Government plans for investment in social housing have been criticised as insufficient to meet needs.

Speaking to LookLeft, Dr Rory Hearne of NUI Maynooth said that the increase in the social housing budget “is a drop in the ocean in comparison to what’s needed”.

The capital budget for social housing will increase from €250 million to €600 million over three years, but according to Dr. Hearne, this is well below what is needed to meet demand:

“The Government has said that there’s going to be 10,000 additional social housing units delivered over the next 3 years. There’s 90,000 on the housing waiting list. It would take them 27 years, at that rate, to meet the housing need that is there. This is not a big stimulus, this is a drop in the ocean in comparison to what’s needed.”

John Bissett, an activist with Housing Action Now, agrees that the planned investment is too small and points out that actual housing need is far greater than suggested by the waiting list. He raised further questions over the role of housing associations in management of new stock.

“In Holland, the voluntary housing because they’d over-extended themselves. Here, the State used to loan money to the voluntary housing sector, but now they’re effectively being told to borrow and build. So they are almost becoming private landlords, and will consequently be in big trouble if they have a problem with rents.”

Part of the scheme will involve Public-Private Partnerships, where local authorities will tender out to consortia to develop on local authority-owned land, where private developers will build a mixture of public and private rented housing. As the private accommodation will be the developers’ source of profit, this will likely have a very high rent.

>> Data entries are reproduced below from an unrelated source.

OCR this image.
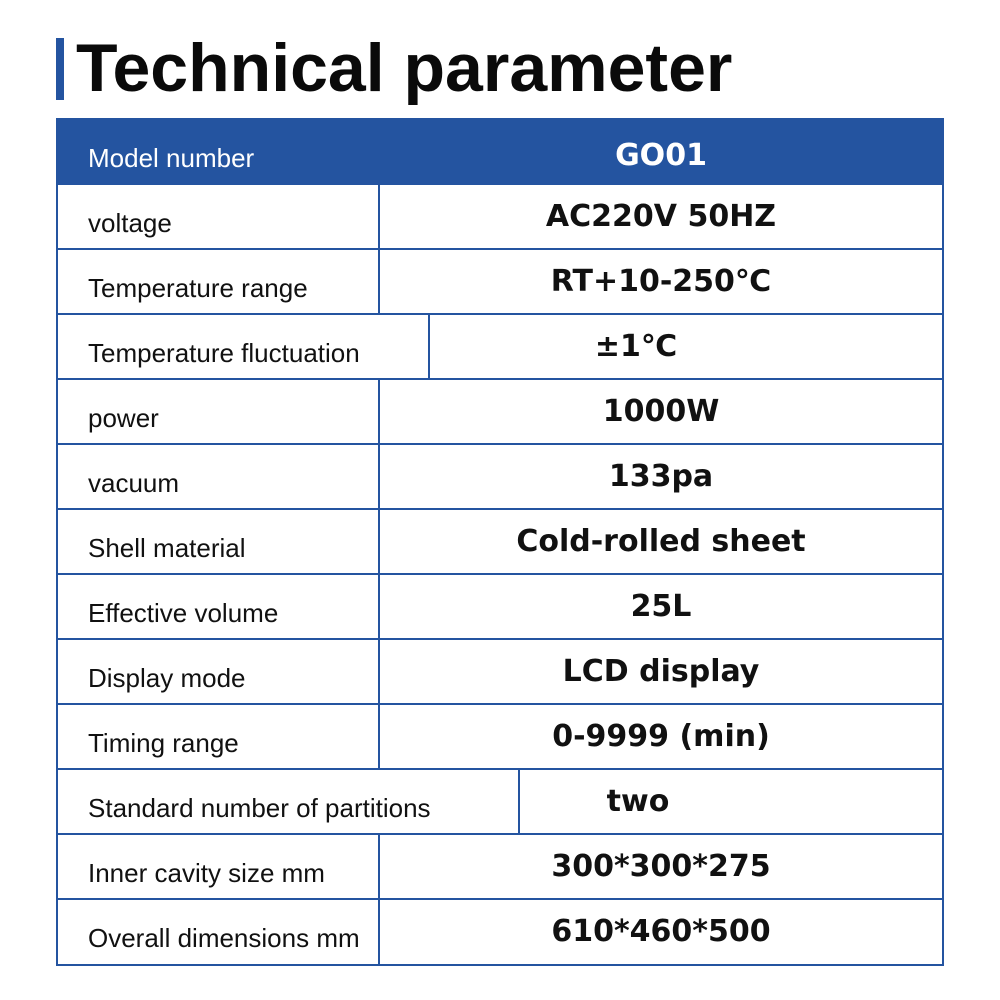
Technical parameter
Model number	GO01
voltage	AC220V 50HZ
Temperature range	RT+10-250℃
Temperature fluctuation	±1℃
power	1000W
vacuum	133pa
Shell material	Cold-rolled sheet
Effective volume	25L
Display mode	LCD display
Timing range	0-9999 (min)
Standard number of partitions	two
Inner cavity size mm	300*300*275
Overall dimensions mm	610*460*500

According to Dr. Hearne: “The question is why doesn’t the Government use the Housing Finance Agency or the Strategic Investment Fund to build on this land? It could build social and private housing whereby the income from the private rent could provide an income back to the Government which could be used to invest in further social housing.”

More broadly, Government policy on housing must be rethought, with a focus on providing housing for a broader case. Bissett believes that Government policy remains stuck in the market model that drove the housing bubble.

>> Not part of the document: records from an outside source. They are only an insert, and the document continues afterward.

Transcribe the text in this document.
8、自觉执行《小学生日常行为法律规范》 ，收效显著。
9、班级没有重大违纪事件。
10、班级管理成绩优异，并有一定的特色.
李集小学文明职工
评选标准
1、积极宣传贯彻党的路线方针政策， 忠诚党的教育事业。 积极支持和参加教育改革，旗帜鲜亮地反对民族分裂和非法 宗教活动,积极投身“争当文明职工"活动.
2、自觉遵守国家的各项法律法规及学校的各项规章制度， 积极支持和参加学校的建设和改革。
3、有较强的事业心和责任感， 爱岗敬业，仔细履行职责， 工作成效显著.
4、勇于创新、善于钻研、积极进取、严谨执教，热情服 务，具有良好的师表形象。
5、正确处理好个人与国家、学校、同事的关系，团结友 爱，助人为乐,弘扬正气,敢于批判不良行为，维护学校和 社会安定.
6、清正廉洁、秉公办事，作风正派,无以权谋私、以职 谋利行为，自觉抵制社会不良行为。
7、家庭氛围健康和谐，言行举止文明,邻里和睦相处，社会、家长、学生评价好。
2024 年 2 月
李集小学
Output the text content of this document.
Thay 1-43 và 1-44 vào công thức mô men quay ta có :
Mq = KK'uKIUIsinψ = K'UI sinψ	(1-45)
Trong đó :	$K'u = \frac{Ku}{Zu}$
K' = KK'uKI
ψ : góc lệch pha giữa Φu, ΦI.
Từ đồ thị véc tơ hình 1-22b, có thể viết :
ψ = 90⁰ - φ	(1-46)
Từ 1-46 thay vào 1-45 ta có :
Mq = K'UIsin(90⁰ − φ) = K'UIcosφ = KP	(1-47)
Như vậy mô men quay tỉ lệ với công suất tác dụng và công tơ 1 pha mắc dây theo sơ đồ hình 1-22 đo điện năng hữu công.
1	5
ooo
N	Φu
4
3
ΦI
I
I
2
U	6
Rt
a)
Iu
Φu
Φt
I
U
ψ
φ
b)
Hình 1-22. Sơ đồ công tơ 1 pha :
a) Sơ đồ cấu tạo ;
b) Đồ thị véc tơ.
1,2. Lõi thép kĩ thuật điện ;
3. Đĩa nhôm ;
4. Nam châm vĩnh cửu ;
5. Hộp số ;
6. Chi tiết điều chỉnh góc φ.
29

“Nothing seems to have changed since the crash, we’re back to the same process of house prices and rents going up again. Has the State done anything to bridge the supply side? No. Will 2,500 units a year do that? No. So there will continue to be a shortage of accommodation in Dublin.

“We need a substantial investment in housing stock, but the will is not there, because they believe that ‘the market knows best’.”

Dr Hearne says: “We need to make social housing available to 30-40% of the population. A combination of rent controls on private housing and social housing would mean that social housing was not ghettoised and would not have the concentration of poverty and resultant issues for communities, and would not result in massive spatial inequalities. The Government does not see social housing as something that should be widely available and that comes back to the role of the State in redistribution, the question of should housing be a commodity or be a right.”